Yavuz, Yozgat?ta açılan bir gazinoda şarkı söylemesi için teklif alır. Neşe, Yavuz?a kendisinin de çalışmak istediğini söyleyip, birlikte gidebilmek için teklifte bulunur.
Yavuz ve Neşe birlikte Yozgat?a giderler. İkili bir süre sonra Yozgat?ta yaşayan berberlik yapan Sabri?yle (30) tanışırlar. Sabri?nin hayatında iki amacı vardır; bir kızla evlenmek ve kendi kuaför dükkanını açmak.
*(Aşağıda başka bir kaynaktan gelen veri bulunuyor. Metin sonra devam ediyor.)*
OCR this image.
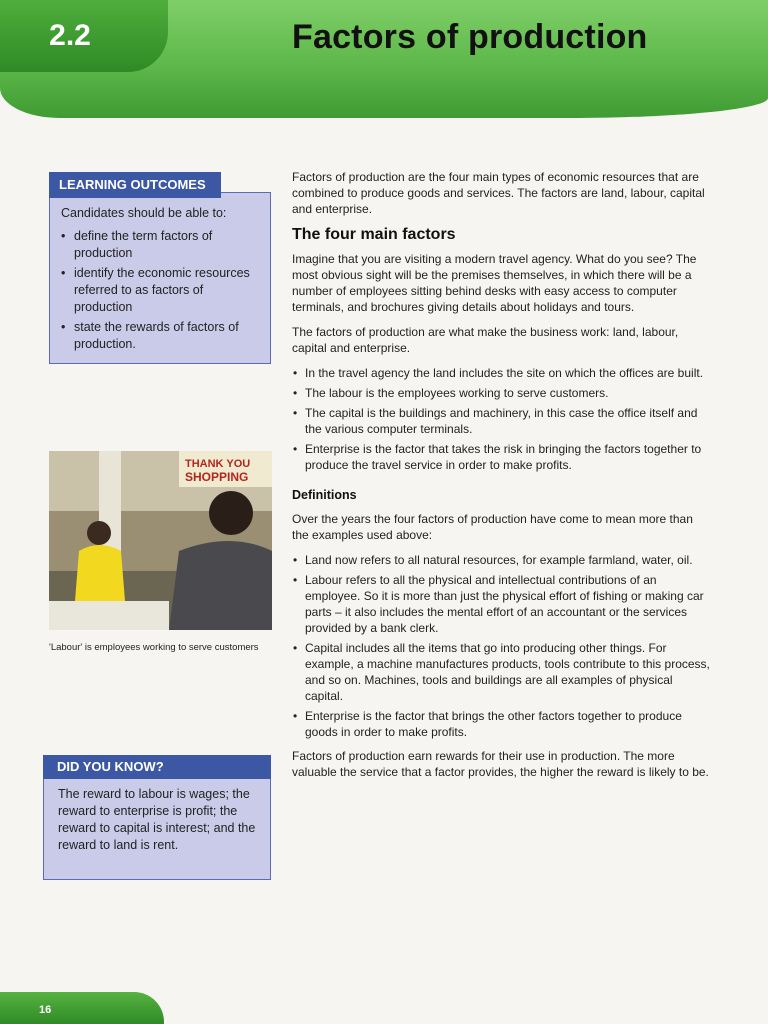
2.2	Factors of production
LEARNING OUTCOMES

Candidates should be able to:

• define the term factors of production
• identify the economic resources referred to as factors of production
• state the rewards of factors of production.
THANK YOU
SHOPPING

'Labour' is employees working to serve customers

DID YOU KNOW?

The reward to labour is wages; the reward to enterprise is profit; the reward to capital is interest; and the reward to land is rent.

Factors of production are the four main types of economic resources that are combined to produce goods and services. The factors are land, labour, capital and enterprise.

The four main factors

Imagine that you are visiting a modern travel agency. What do you see? The most obvious sight will be the premises themselves, in which there will be a number of employees sitting behind desks with easy access to computer terminals, and brochures giving details about holidays and tours.

The factors of production are what make the business work: land, labour, capital and enterprise.

• In the travel agency the land includes the site on which the offices are built.
• The labour is the employees working to serve customers.
• The capital is the buildings and machinery, in this case the office itself and the various computer terminals.
• Enterprise is the factor that takes the risk in bringing the factors together to produce the travel service in order to make profits.
Definitions

Over the years the four factors of production have come to mean more than the examples used above:

• Land now refers to all natural resources, for example farmland, water, oil.
• Labour refers to all the physical and intellectual contributions of an employee. So it is more than just the physical effort of fishing or making car parts – it also includes the mental effort of an accountant or the services provided by a bank clerk.
• Capital includes all the items that go into producing other things. For example, a machine manufactures products, tools contribute to this process, and so on. Machines, tools and buildings are all examples of physical capital.
• Enterprise is the factor that brings the other factors together to produce goods in order to make profits.

Factors of production earn rewards for their use in production. The more valuable the service that a factor provides, the higher the reward is likely to be.

16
Yozgat?ta, İstanbul?dan gelen iki şarkıcı ve bir berber arasında kimi zaman dramatik kimi zaman da komik olaylar gelişmeye başlar.”
İstanbul Film Festivali’nde “Uzak İhtimal” filmi ile Altın Lale En İyi Yönetmen ödülü alan Mahmut Fazıl Coşkun‘un ikinci filmi olan Yozgat Blues, sıcak ve samimi bir hikayeyi beyaz perdeye taşıyor. İstanbul Modern’deki Biz De Varız! sinema günlerinde izlediğim film için ciddi bir kalabalığı yarmamız ve yer bulmak için koşturmamız gerekti.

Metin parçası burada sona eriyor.